La Modernidad depende sin embargo de una lógica racional positiva, como su instrumento epistemológico; y por eso acude a categorías claras y dicotómicas, como heterosexual y homosexual, privado y público, amistad y amor. El problema está en esa lógica, por la que sin estas categorías las relaciones se vuelven incomprensibles; porque la objetividad depende ahora de la delimitación conceptual, no de la eficacia funcional del vínculo.

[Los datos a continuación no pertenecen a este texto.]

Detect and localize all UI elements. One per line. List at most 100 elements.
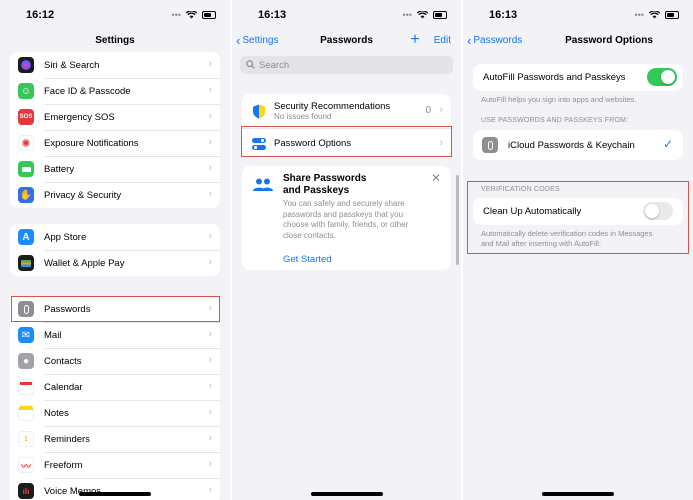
back-button-passwords[interactable]: ‹ Passwords	[467, 34, 523, 47]
app-store-icon: A	[18, 229, 34, 245]
siri-icon	[18, 57, 34, 73]
page-title: Password Options	[565, 35, 653, 46]
icloud-keychain-label: iCloud Passwords & Keychain	[508, 140, 635, 151]
status-time: 16:12	[26, 9, 55, 21]
share-body-line: You can safely and securely share	[283, 199, 405, 208]
nav-bar: ‹ Settings Passwords + Edit	[232, 30, 461, 52]
keychain-group: iCloud Passwords & Keychain ✓	[473, 130, 683, 160]
settings-item-label: Face ID & Passcode	[44, 85, 131, 97]
settings-item-voice-memos[interactable]: ılı Voice Memos ›	[10, 478, 220, 500]
chevron-right-icon: ›	[208, 136, 212, 148]
chevron-right-icon: ›	[208, 230, 212, 242]
settings-item-label: Reminders	[44, 433, 90, 445]
cleanup-toggle[interactable]	[643, 202, 673, 220]
signal-icon: •••	[402, 10, 412, 20]
security-recommendations-label: Security Recommendations	[274, 101, 391, 112]
settings-group-apps: Passwords › ✉ Mail › ● Contacts › Calend…	[10, 296, 220, 500]
wifi-icon	[649, 11, 660, 19]
settings-item-notes[interactable]: Notes ›	[10, 400, 220, 426]
settings-item-wallet[interactable]: Wallet & Apple Pay ›	[10, 250, 220, 276]
signal-icon: •••	[634, 10, 644, 20]
security-recommendations-row[interactable]: Security Recommendations No issues found…	[242, 94, 451, 128]
wifi-icon	[417, 11, 428, 19]
settings-item-reminders[interactable]: ⋮ Reminders ›	[10, 426, 220, 452]
status-time: 16:13	[489, 9, 518, 21]
battery-status-icon	[665, 11, 679, 19]
wallet-icon	[18, 255, 34, 271]
sos-icon: SOS	[18, 109, 34, 125]
settings-item-label: Freeform	[44, 459, 83, 471]
cleanup-caption-line: Automatically delete verification codes …	[481, 229, 653, 238]
chevron-right-icon: ›	[208, 406, 212, 418]
chevron-right-icon: ›	[208, 110, 212, 122]
settings-item-battery[interactable]: Battery ›	[10, 156, 220, 182]
home-indicator	[542, 492, 614, 496]
security-status-text: No issues found	[274, 112, 332, 121]
settings-item-siri[interactable]: Siri & Search ›	[10, 52, 220, 78]
scrollbar[interactable]	[456, 175, 459, 265]
passwords-highlight-box	[11, 296, 220, 322]
settings-item-label: App Store	[44, 231, 87, 243]
checkmark-icon: ✓	[662, 137, 673, 151]
cleanup-label: Clean Up Automatically	[483, 206, 582, 217]
get-started-link[interactable]: Get Started	[283, 254, 332, 265]
share-body-line: choose with family, friends, or other	[283, 220, 409, 229]
wifi-icon	[186, 11, 197, 19]
settings-item-freeform[interactable]: 〰 Freeform ›	[10, 452, 220, 478]
page-title: Settings	[95, 35, 135, 46]
battery-status-icon	[433, 11, 447, 19]
nav-bar: ‹ Passwords Password Options	[463, 30, 693, 52]
add-password-button[interactable]: +	[410, 32, 419, 48]
chevron-right-icon: ›	[208, 162, 212, 174]
search-placeholder: Search	[259, 59, 290, 71]
chevron-right-icon: ›	[208, 484, 212, 496]
share-body-line: passwords and passkeys that you	[283, 209, 404, 219]
signal-icon: •••	[171, 10, 181, 20]
settings-item-mail[interactable]: ✉ Mail ›	[10, 322, 220, 348]
notes-icon	[18, 405, 34, 421]
settings-item-exposure[interactable]: ✺ Exposure Notifications ›	[10, 130, 220, 156]
icloud-keychain-option[interactable]: iCloud Passwords & Keychain ✓	[473, 130, 683, 160]
search-field[interactable]: Search	[240, 56, 453, 74]
cleanup-caption-line: and Mail after inserting with AutoFill.	[481, 239, 602, 248]
settings-item-label: Privacy & Security	[44, 189, 122, 201]
settings-item-label: Exposure Notifications	[44, 137, 139, 149]
settings-item-label: Emergency SOS	[44, 111, 115, 123]
autofill-toggle[interactable]	[647, 68, 677, 86]
chevron-right-icon: ›	[208, 256, 212, 268]
back-label: Passwords	[473, 35, 523, 46]
voice-memos-icon: ılı	[18, 483, 34, 499]
share-body-line: close contacts.	[283, 230, 336, 240]
passwords-screen: 16:13 ••• ‹ Settings Passwords + Edit Sea…	[232, 0, 461, 500]
settings-item-contacts[interactable]: ● Contacts ›	[10, 348, 220, 374]
status-bar: 16:13 •••	[232, 0, 461, 30]
settings-group-system: Siri & Search › ☺ Face ID & Passcode › S…	[10, 52, 220, 208]
share-title-line1: Share Passwords	[283, 173, 367, 184]
settings-item-emergency-sos[interactable]: SOS Emergency SOS ›	[10, 104, 220, 130]
key-icon	[482, 137, 498, 153]
settings-item-label: Notes	[44, 407, 69, 419]
mail-icon: ✉	[18, 327, 34, 343]
close-icon[interactable]: ✕	[431, 171, 441, 185]
settings-item-calendar[interactable]: Calendar ›	[10, 374, 220, 400]
toggle-knob	[661, 70, 675, 84]
edit-button[interactable]: Edit	[434, 35, 451, 46]
calendar-icon	[18, 379, 34, 395]
settings-item-label: Wallet & Apple Pay	[44, 257, 125, 269]
nav-actions: + Edit	[410, 32, 451, 48]
use-passwords-header: USE PASSWORDS AND PASSKEYS FROM:	[481, 117, 629, 124]
status-icons: •••	[172, 10, 216, 20]
settings-item-app-store[interactable]: A App Store ›	[10, 224, 220, 250]
settings-item-label: Battery	[44, 163, 75, 175]
autofill-label: AutoFill Passwords and Passkeys	[483, 72, 626, 83]
settings-item-face-id[interactable]: ☺ Face ID & Passcode ›	[10, 78, 220, 104]
settings-item-label: Mail	[44, 329, 62, 341]
face-id-icon: ☺	[18, 83, 34, 99]
status-icons: •••	[635, 10, 679, 20]
settings-item-privacy[interactable]: ✋ Privacy & Security ›	[10, 182, 220, 208]
home-indicator	[79, 492, 151, 496]
autofill-caption: AutoFill helps you sign into apps and we…	[481, 95, 637, 104]
verification-codes-header: VERIFICATION CODES	[481, 186, 560, 193]
chevron-right-icon: ›	[208, 354, 212, 366]
settings-item-label: Calendar	[44, 381, 83, 393]
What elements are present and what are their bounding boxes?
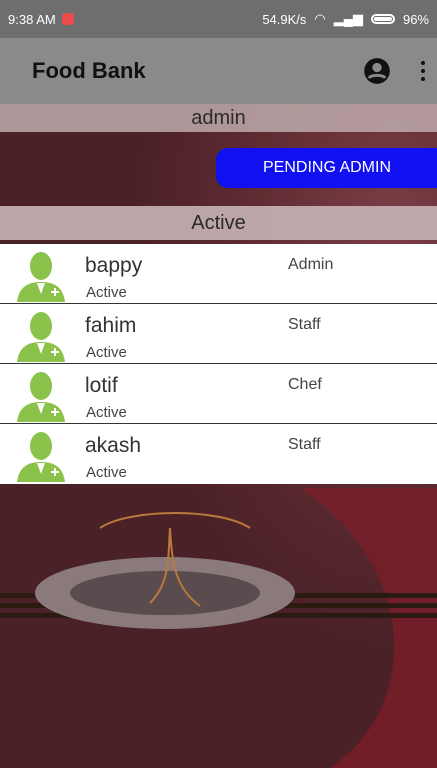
pending-admin-button[interactable]: PENDING ADMIN (216, 148, 437, 188)
user-name: fahim (85, 314, 137, 337)
user-avatar-icon (17, 372, 65, 422)
section-header-admin: admin (0, 104, 437, 132)
app-title: Food Bank (32, 58, 146, 83)
user-status: Active (86, 344, 127, 361)
battery-level: 96% (402, 11, 429, 27)
account-circle-icon[interactable] (363, 57, 391, 85)
user-status: Active (86, 464, 127, 481)
status-bar: 9:38 AM 54.9K/s ◠ ▂▄▆ 96% (0, 0, 437, 38)
user-avatar-icon (17, 312, 65, 362)
user-role: Staff (288, 316, 321, 333)
user-name: bappy (85, 254, 143, 277)
status-time: 9:38 AM (8, 11, 56, 27)
user-status: Active (86, 284, 127, 301)
signal-icon: ▂▄▆ (333, 11, 363, 26)
user-avatar-icon (17, 432, 65, 482)
network-speed: 54.9K/s (262, 11, 307, 27)
background-plate-art (0, 488, 437, 768)
user-role: Admin (288, 256, 334, 273)
wifi-icon: ◠ (314, 11, 326, 26)
user-role: Staff (288, 436, 321, 453)
user-row[interactable]: akash Active Staff (0, 424, 437, 484)
notification-icon (61, 13, 74, 25)
user-row[interactable]: bappy Active Admin (0, 244, 437, 304)
user-list: bappy Active Admin fahim Active Staff lo… (0, 244, 437, 484)
battery-icon (370, 14, 395, 24)
app-bar: Food Bank (0, 38, 437, 104)
pending-area: PENDING ADMIN (0, 132, 437, 206)
user-role: Chef (288, 376, 322, 393)
user-row[interactable]: lotif Active Chef (0, 364, 437, 424)
user-avatar-icon (17, 252, 65, 302)
section-header-active: Active (0, 206, 437, 240)
more-vert-icon[interactable] (421, 61, 425, 81)
user-status: Active (86, 404, 127, 421)
user-row[interactable]: fahim Active Staff (0, 304, 437, 364)
user-name: lotif (85, 374, 118, 397)
user-name: akash (85, 434, 142, 457)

Occidente combina así varias dinámicas, desde el individuo como redeterminador de la cultura como realidad; en una narrativa o hermenéutica, que entrelaza lo íntimo y lo político, dramatizando l histórico; y por lo que las relaciones personales devienen en factores de operación exponencial, en que se resuelve lo político. De ahí la reflexividad, con la reconfiguración de la sociedad desde sus fenómenos puntuales, como individual; aunque ajustándose en una hermenéutica racionalista, con esa comprensión de las relaciones políticas como afectivas.
La fractura emerge como un pulseo, entre estructura y reflexión individual como de lo funcional y lo existencial; mientras en el mundo no occidental, los individuos quedan subordinados a la estructura, con valor político y no existencial. En Occidente la reflexión deviene en potencial histórico, y la Modernidad lo acentúa con su exigencia de claridad; y así, la cultura no solo reconoce la potestad del individuo, sino que lo constituye además en catalizador de su realidad.
La eficacia de este esquema estribaría en ese entrelazamiento de lo político y lo existencial, por su flexibilidad; haciendo que las necesidades puedan cumplirse estrictamente en tanto efectivas y no sólo formales, como políticas. La singularidad occidental surge entonces de aquel condicionamiento, del estructuralismo micénico por la lógica mercantil fenicia; y se manifestaría en la historia, pero como reflexión existencial, nunca meramente política, como es lo natural.